Mismatched Expectations:
- Increased investment in ports has not driven growth in shipping.
- Indian shipping continues to lose market share to foreign-flagged vessels and alternative modes of transport like rail and road for domestic cargo.
Challenges in Shipbuilding:
- Capital and Financial Constraints:High borrowing costs, rigid collateral requirements, and unfavorable tax laws disadvantage Indian-flagged vessels.Foreign-flagged vessels enjoy easier capital access and fewer regulatory burdens, making them more competitive.
- Infrastructure and Skill Gaps:India’s shipbuilding industry faces inadequate infrastructure, high input costs (e.g., steel), dependency on imports, and weak ancillary industries.Customs duties and skill gaps further hinder shipbuilding efficiency.
Policy Recommendations and Measures:
- The Indian National Shipowners Association has advocated for:
- Creation of a Maritime Development Fund (MDF).
- Granting infrastructure status to ships to ease financing.
- Union Budget 2025 included several pro-industry measures:
- ₹25,000 crore MDF, with 49% contribution from the government.
- Infrastructure status for large vessels and shipbuilding clusters.
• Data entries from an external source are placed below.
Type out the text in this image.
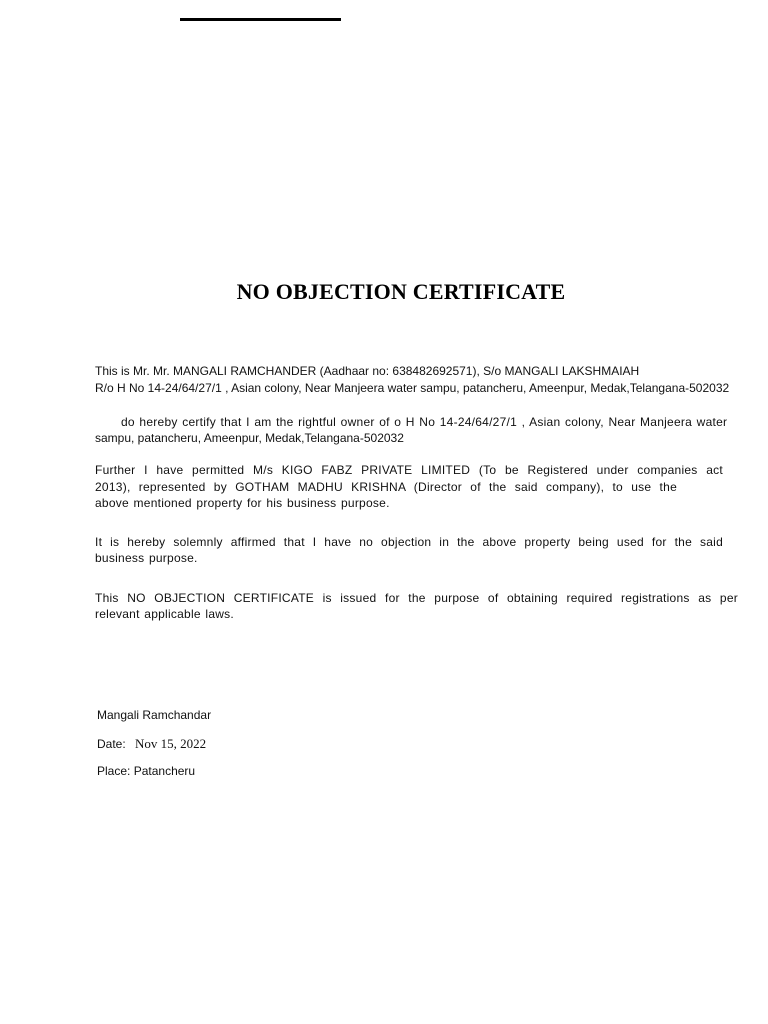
NO OBJECTION CERTIFICATE
This is Mr. Mr. MANGALI RAMCHANDER (Aadhaar no: 638482692571), S/o MANGALI LAKSHMAIAH
R/o H No 14-24/64/27/1 , Asian colony, Near Manjeera water sampu, patancheru, Ameenpur, Medak,Telangana-502032
do hereby certify that I am the rightful owner of o H No 14-24/64/27/1 , Asian colony, Near Manjeera water
sampu, patancheru, Ameenpur, Medak,Telangana-502032
Further I have permitted M/s KIGO FABZ PRIVATE LIMITED (To be Registered under companies act
2013), represented by GOTHAM MADHU KRISHNA (Director of the said company), to use the
above mentioned property for his business purpose.
It is hereby solemnly affirmed that I have no objection in the above property being used for the said
business purpose.
This NO OBJECTION CERTIFICATE is issued for the purpose of obtaining required registrations as per
relevant applicable laws.
Mangali Ramchandar
Date: Nov 15, 2022
Place: Patancheru
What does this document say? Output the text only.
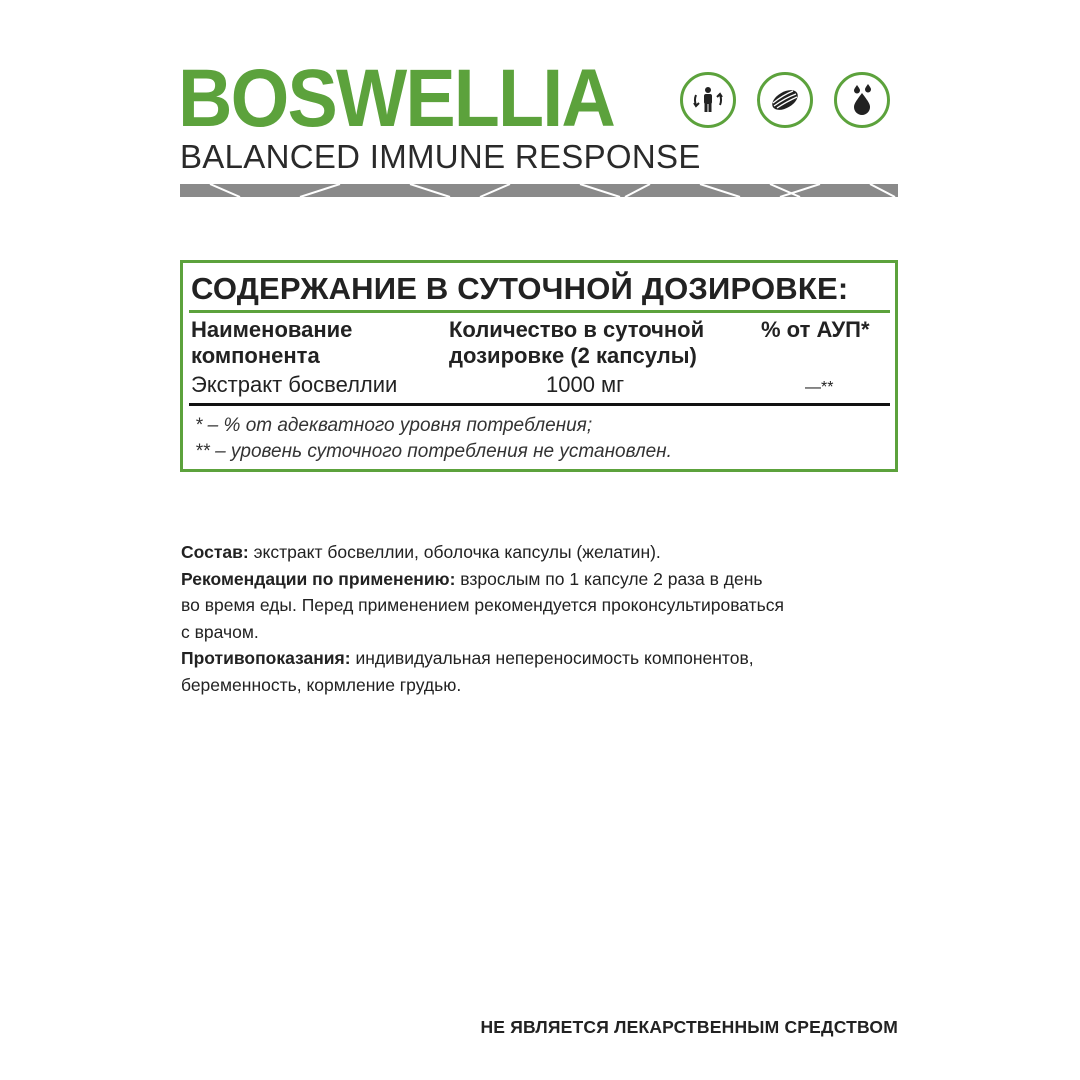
BOSWELLIA
BALANCED IMMUNE RESPONSE
СОДЕРЖАНИЕ В СУТОЧНОЙ ДОЗИРОВКЕ:
Наименование
компонента
Количество в суточной
дозировке (2 капсулы)
% от АУП*
Экстракт босвеллии	1000 мг	—**
* – % от адекватного уровня потребления;
** – уровень суточного потребления не установлен.

Состав: экстракт босвеллии, оболочка капсулы (желатин).

Рекомендации по применению: взрослым по 1 капсуле 2 раза в день

во время еды. Перед применением рекомендуется проконсультироваться

с врачом.

Противопоказания: индивидуальная непереносимость компонентов,

беременность, кормление грудью.

НЕ ЯВЛЯЕТСЯ ЛЕКАРСТВЕННЫМ СРЕДСТВОМ
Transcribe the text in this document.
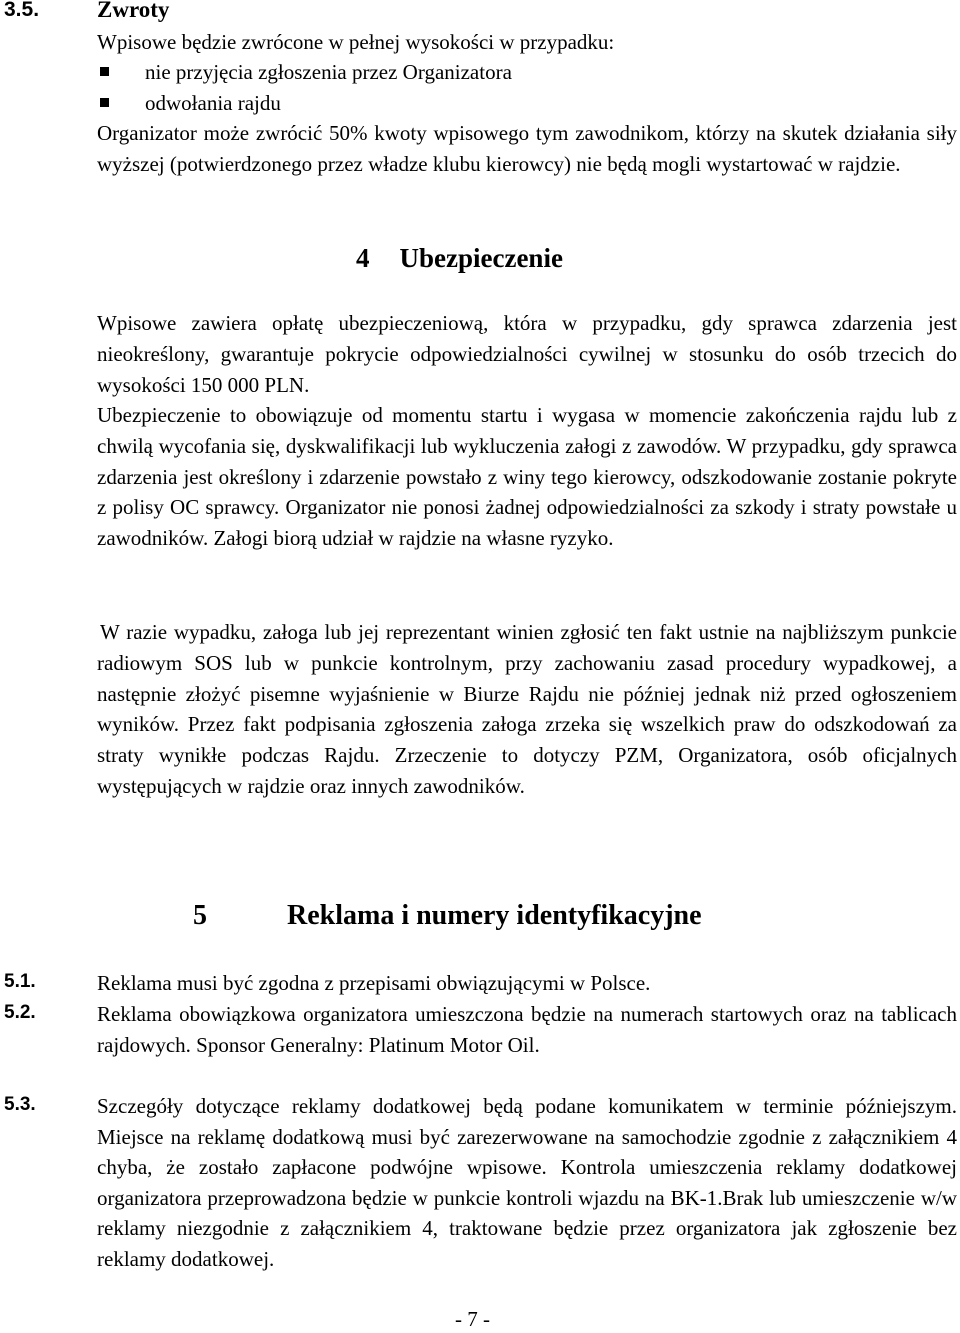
3.5.	Zwroty
Wpisowe będzie zwrócone w pełnej wysokości w przypadku:
nie przyjęcia zgłoszenia przez Organizatora
odwołania rajdu
Organizator może zwrócić 50% kwoty wpisowego tym zawodnikom, którzy na skutek działania siły wyższej (potwierdzonego przez władze klubu kierowcy) nie będą mogli wystartować w rajdzie.
4 Ubezpieczenie
Wpisowe zawiera opłatę ubezpieczeniową, która w przypadku, gdy sprawca zdarzenia jest nieokreślony, gwarantuje pokrycie odpowiedzialności cywilnej w stosunku do osób trzecich do wysokości 150 000 PLN.
Ubezpieczenie to obowiązuje od momentu startu i wygasa w momencie zakończenia rajdu lub z chwilą wycofania się, dyskwalifikacji lub wykluczenia załogi z zawodów. W przypadku, gdy sprawca zdarzenia jest określony i zdarzenie powstało z winy tego kierowcy, odszkodowanie zostanie pokryte z polisy OC sprawcy. Organizator nie ponosi żadnej odpowiedzialności za szkody i straty powstałe u zawodników. Załogi biorą udział w rajdzie na własne ryzyko.
W razie wypadku, załoga lub jej reprezentant winien zgłosić ten fakt ustnie na najbliższym punkcie radiowym SOS lub w punkcie kontrolnym, przy zachowaniu zasad procedury wypadkowej, a następnie złożyć pisemne wyjaśnienie w Biurze Rajdu nie później jednak niż przed ogłoszeniem wyników. Przez fakt podpisania zgłoszenia załoga zrzeka się wszelkich praw do odszkodowań za straty wynikłe podczas Rajdu. Zrzeczenie to dotyczy PZM, Organizatora, osób oficjalnych występujących w rajdzie oraz innych zawodników.
5	Reklama i numery identyfikacyjne
5.1.	Reklama musi być zgodna z przepisami obwiązującymi w Polsce.
5.2.	Reklama obowiązkowa organizatora umieszczona będzie na numerach startowych oraz na tablicach rajdowych. Sponsor Generalny: Platinum Motor Oil.
5.3.	Szczegóły dotyczące reklamy dodatkowej będą podane komunikatem w terminie późniejszym. Miejsce na reklamę dodatkową musi być zarezerwowane na samochodzie zgodnie z załącznikiem 4 chyba, że zostało zapłacone podwójne wpisowe. Kontrola umieszczenia reklamy dodatkowej organizatora przeprowadzona będzie w punkcie kontroli wjazdu na BK-1.Brak lub umieszczenie w/w reklamy niezgodnie z załącznikiem 4, traktowane będzie przez organizatora jak zgłoszenie bez reklamy dodatkowej.
- 7 -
- Extended duty exemptions and revamped financial assistance policies for shipbuilding.
- Credit incentives for shipbreaking in Indian yards.
- Challenges with MDF:
- The ₹25,000 crore allocated may not be sufficient for the maritime sector’s high capital demands.
- The MDF’s ability to attract external commercial borrowings (ECBs) to lower financing costs could bridge the funding gap.
Tax Disparities:
- The Budget failed to address key tax disparities:
- Indian-flagged vessels are subjected to 5% IGST on purchase prices, while foreign-flagged vessels are not.
- Indian shipping companies face TDS obligations on seafarers’ salaries, unlike foreign vessels employing Indian seafarers.
Critical Viewpoint on Budget’s Effectiveness:
- While the Budget includes some positive measures, the maritime industry requires more decisive, strategic reforms.
- Incremental progress may not suffice to address the long-standing structural issues in the sector.